I have had 1 month off since my mother died. Financially I need to think of returning. I tried a couple of shifts back and I felt incapable as it was, then an older man died. My mind went blank and I just couldn't think of what to do. When I'm at home my focus is on my mom and wishing that I could just go for a holiday or do something fun. I really couldn't care less about work right now but know I need to. I know grieving will take a while. I feel empty. I am somewhat frightened that my brain will not pull through for me if I really need it to. I'm tired of people saying you need to just go back to work, you'll feel better. These people aren't RN's and fail to understand the need for a focused mind on the job. Is there anybody out there who can relate and share some insight on how I should proceed. Thanks alot.
Mar 1, '01
I am so sorry stp, I know it is hard to lose a parent. You said you had a month off and something about going on a holiday which makes me think you might be from England? All I know is that I am from America and I lost my father on a Tuesday and got a 3 day funeral/grievance leave and was back to work on Monday. It personally helped me to get back into the "rat race".
Mar 1, '01
Okay, I have no experience in psych or anything so please don't think I'm diagnosing or anything like that. When you say you feel empty it reminded me someone else who was in the grieving process. She, too, experienced feelings of inadequacy in addition of emptiness and lethargy. She sought counseling with a psychiatrist and was prescribed antidepressants. I don't remember how long she was on the medication but I do know that she was in therapy for approximately nine months until both she and the psychiatrist agreed that she no longer needed the therapy sessions. The results? This happened 4 years ago and mom is doing fine. She's a nurse, too. At the time she changed to a slower-paced, lower stress job and found a new niche. She's been there ever since and loves her job. As nurses, we know that life goes on but sometimes we need a little help to live that life well. Best of luck to you.
Mar 1, '01
My condolences on the loss of your mom. Moms are irreplacable no matter how old we are.
I am struck by the polarity of previous posters. I'm probably going to offer a third pole.
Basically, everything that you describe is pretty classic for the normal and natural situation of grief. People feel out of it. They are absorbed and feel unfocused. They may be emotionally labile. No one grieves on a schedule and being one month out, you are still acutely grieving. All of those things are normal and many people find that they are helped by normalizing their lives a little by a return to work. But what I am hearing from you is that you tried that and one month later you are still vacillating about a return to work. I have questions to ask you that you _should not_ feel compelled to answer here. Was their something atypical in your relationship with your mom that brings guilt to your grieiving? Not being there when she died? Strife in your relationship with her? Guilt that she died and you (the nurse) didn't save her? Please do not feel compelled to answer these questions to me but if they strike a chord with you, do get some support in dealing with this normal but difficult grief process. This can be through your funeral home (they often offer grief support and know when and how to refer), Employee Assistance program, local mental health center, pastor, or hospice program if she was receiving those services prior to death.
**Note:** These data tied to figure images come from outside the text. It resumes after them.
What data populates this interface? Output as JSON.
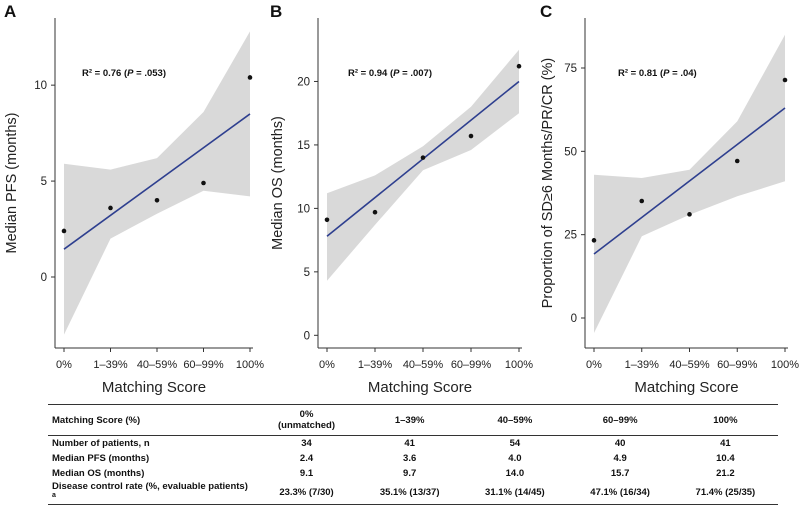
{
  "chart_data": [
    {
      "panel": "A",
      "type": "scatter",
      "categories": [
        "0%",
        "1–39%",
        "40–59%",
        "60–99%",
        "100%"
      ],
      "values": [
        2.4,
        3.6,
        4.0,
        4.9,
        10.4
      ],
      "fit": [
        1.45,
        8.5
      ],
      "band_upper": [
        5.9,
        5.6,
        6.2,
        8.6,
        12.8
      ],
      "band_lower": [
        -3.0,
        2.0,
        3.3,
        4.5,
        4.2
      ],
      "ylabel": "Median PFS (months)",
      "xlabel": "Matching Score",
      "yticks": [
        0,
        5,
        10
      ],
      "ylim": [
        -3.7,
        13.5
      ],
      "annotation": {
        "r2": "R² = 0.76",
        "p_label": "P",
        "p_value": " = .053"
      }
    },
    {
      "panel": "B",
      "type": "scatter",
      "categories": [
        "0%",
        "1–39%",
        "40–59%",
        "60–99%",
        "100%"
      ],
      "values": [
        9.1,
        9.7,
        14.0,
        15.7,
        21.2
      ],
      "fit": [
        7.8,
        20.0
      ],
      "band_upper": [
        11.2,
        12.6,
        14.9,
        18.0,
        22.5
      ],
      "band_lower": [
        4.3,
        8.7,
        13.0,
        14.6,
        17.5
      ],
      "ylabel": "Median OS (months)",
      "xlabel": "Matching Score",
      "yticks": [
        0,
        5,
        10,
        15,
        20
      ],
      "ylim": [
        -1.0,
        25.0
      ],
      "annotation": {
        "r2": "R² = 0.94",
        "p_label": "P",
        "p_value": " = .007"
      }
    },
    {
      "panel": "C",
      "type": "scatter",
      "categories": [
        "0%",
        "1–39%",
        "40–59%",
        "60–99%",
        "100%"
      ],
      "values": [
        23.3,
        35.1,
        31.1,
        47.1,
        71.4
      ],
      "fit": [
        19.2,
        63.0
      ],
      "band_upper": [
        43.0,
        42.0,
        44.5,
        59.0,
        85.0
      ],
      "band_lower": [
        -4.5,
        24.5,
        31.0,
        36.5,
        41.0
      ],
      "ylabel": "Proportion of SD≥6 Months/PR/CR (%)",
      "xlabel": "Matching Score",
      "yticks": [
        0,
        25,
        50,
        75
      ],
      "ylim": [
        -9.0,
        90.0
      ],
      "annotation": {
        "r2": "R² = 0.81",
        "p_label": "P",
        "p_value": " = .04"
      }
    }
  ],
  "table": {
    "header": [
      "Matching Score (%)",
      "0%\n(unmatched)",
      "1–39%",
      "40–59%",
      "60–99%",
      "100%"
    ],
    "header_first_line": "0%",
    "header_second_line": "(unmatched)",
    "rows": [
      {
        "label": "Number of patients, n",
        "cells": [
          "34",
          "41",
          "54",
          "40",
          "41"
        ]
      },
      {
        "label": "Median PFS (months)",
        "cells": [
          "2.4",
          "3.6",
          "4.0",
          "4.9",
          "10.4"
        ]
      },
      {
        "label": "Median OS (months)",
        "cells": [
          "9.1",
          "9.7",
          "14.0",
          "15.7",
          "21.2"
        ]
      },
      {
        "label": "Disease control rate (%, evaluable patients)",
        "footnote": "a",
        "cells": [
          "23.3% (7/30)",
          "35.1% (13/37)",
          "31.1% (14/45)",
          "47.1% (16/34)",
          "71.4% (25/35)"
        ]
      }
    ]
  },
  "colors": {
    "band": "#d9d9d9",
    "fit_line": "#2e3f8f",
    "points": "#111111",
    "axis": "#333333"
  }
}
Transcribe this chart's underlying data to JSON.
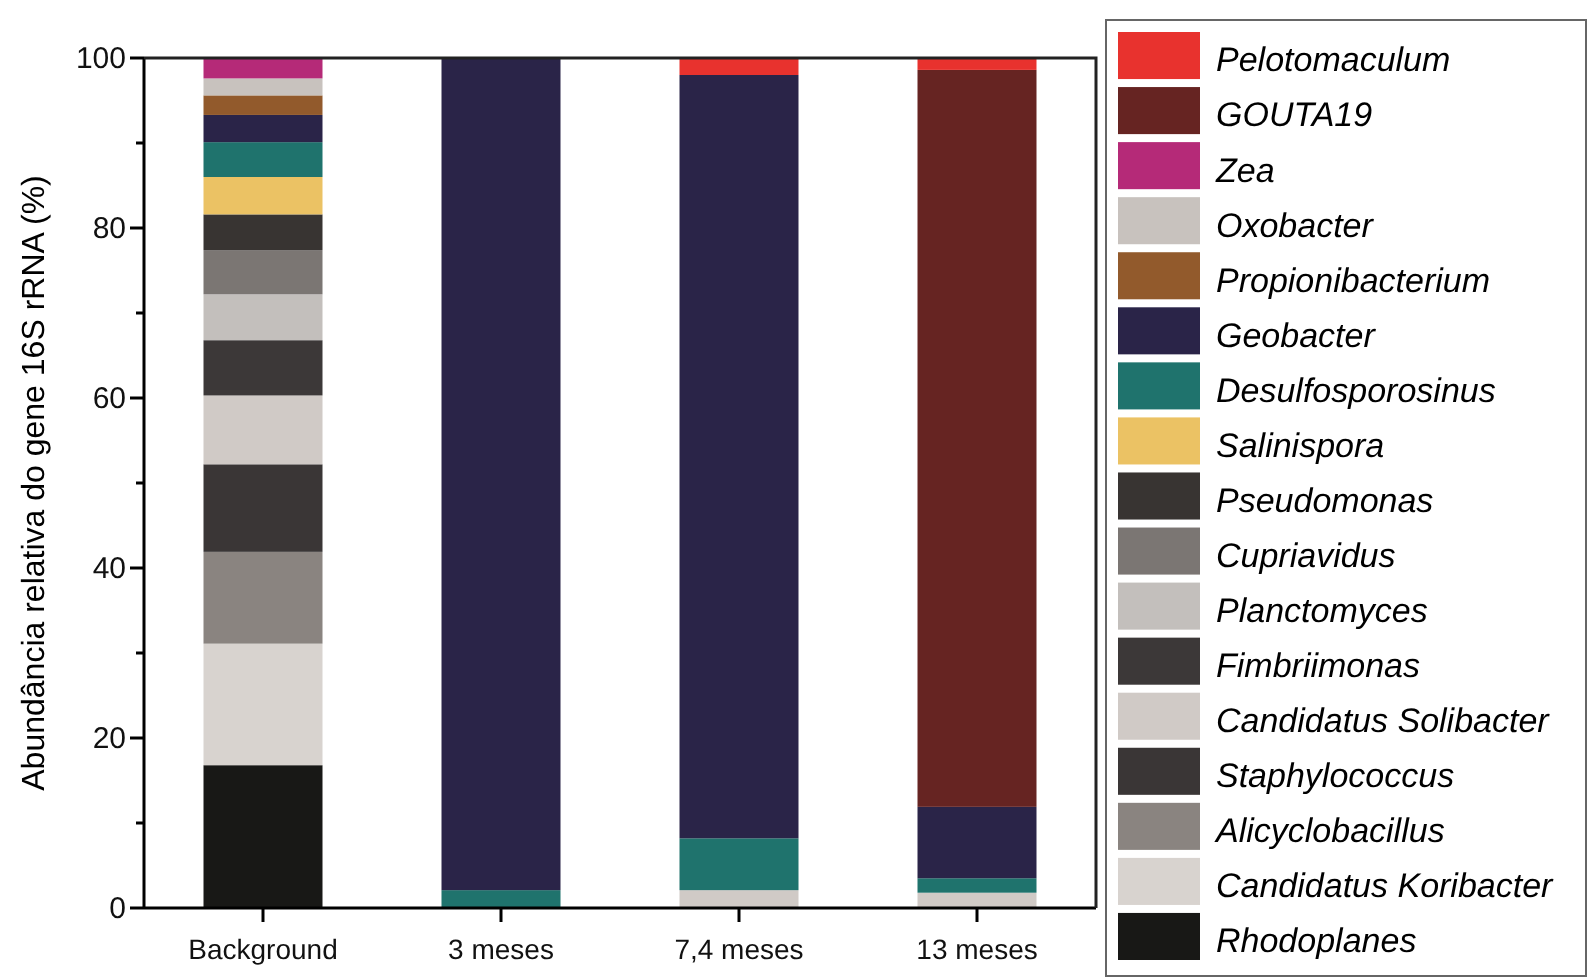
{
  "chart_data": {
    "type": "bar",
    "stacked": true,
    "ylabel": "Abundância relativa do gene 16S rRNA (%)",
    "categories": [
      "Background",
      "3 meses",
      "7,4 meses",
      "13 meses"
    ],
    "ylim": [
      0,
      100
    ],
    "yticks": [
      0,
      {
        "value": 10,
        "label": null
      },
      20,
      {
        "value": 30,
        "label": null
      },
      40,
      {
        "value": 50,
        "label": null
      },
      60,
      {
        "value": 70,
        "label": null
      },
      80,
      {
        "value": 90,
        "label": null
      },
      100
    ],
    "legend": "right",
    "grid": false,
    "series": [
      {
        "name": "Rhodoplanes",
        "color": "#181816",
        "values": [
          16.8,
          null,
          null,
          null
        ]
      },
      {
        "name": "Candidatus Koribacter",
        "color": "#d8d3cf",
        "values": [
          14.3,
          null,
          null,
          null
        ]
      },
      {
        "name": "Alicyclobacillus",
        "color": "#8a8480",
        "values": [
          10.8,
          null,
          null,
          null
        ]
      },
      {
        "name": "Staphylococcus",
        "color": "#3a3636",
        "values": [
          10.3,
          null,
          null,
          null
        ]
      },
      {
        "name": "Candidatus Solibacter",
        "color": "#d0cac6",
        "values": [
          8.1,
          null,
          2.1,
          1.8
        ]
      },
      {
        "name": "Fimbriimonas",
        "color": "#3c3838",
        "values": [
          6.5,
          null,
          null,
          null
        ]
      },
      {
        "name": "Planctomyces",
        "color": "#c3bfbc",
        "values": [
          5.4,
          null,
          null,
          null
        ]
      },
      {
        "name": "Cupriavidus",
        "color": "#7b7673",
        "values": [
          5.2,
          null,
          null,
          null
        ]
      },
      {
        "name": "Pseudomonas",
        "color": "#383432",
        "values": [
          4.2,
          null,
          null,
          null
        ]
      },
      {
        "name": "Salinispora",
        "color": "#ebc264",
        "values": [
          4.4,
          null,
          null,
          null
        ]
      },
      {
        "name": "Desulfosporosinus",
        "color": "#1f736d",
        "values": [
          4.1,
          2.1,
          6.1,
          1.7
        ]
      },
      {
        "name": "Geobacter",
        "color": "#2a2448",
        "values": [
          3.2,
          97.9,
          89.8,
          8.4
        ]
      },
      {
        "name": "Propionibacterium",
        "color": "#925a2c",
        "values": [
          2.3,
          null,
          null,
          null
        ]
      },
      {
        "name": "Oxobacter",
        "color": "#c8c2be",
        "values": [
          2.0,
          null,
          null,
          null
        ]
      },
      {
        "name": "Zea",
        "color": "#b52a78",
        "values": [
          2.4,
          null,
          null,
          null
        ]
      },
      {
        "name": "GOUTA19",
        "color": "#662422",
        "values": [
          null,
          null,
          null,
          86.7
        ]
      },
      {
        "name": "Pelotomaculum",
        "color": "#e8322e",
        "values": [
          null,
          null,
          2.0,
          1.4
        ]
      }
    ]
  }
}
I don't like to see grief pathologized--it is a normal but painful process but when grief starts to step in the way of normal life function ie a return to work, you may need some support. So go see someone and though we at this board care, it's not really the organized and personal care that you need and deserve. Any one of those folks on my list can point you to some support.
Mar 1, '01
Thanks for the replies. It is difficult to explain why I feel the way I do. I feel I am too young to be without a mom. I did not get to see her very often but when I did we had a good visit. She was alot of fun. She had a wonderful British sense of humor and she was very cute. So looking at all that I figure this really sucks to put it mildly. It feels unfair for me and her. I have thought of the counselling route. I did not think of the employee assistance program which is a great idea. As for work itself, the residents where I work are wonderful, the environment is full of turmoil due to a very poor administration. I wonder then if I'm doing my mind any favors by taking on all this added stress from work.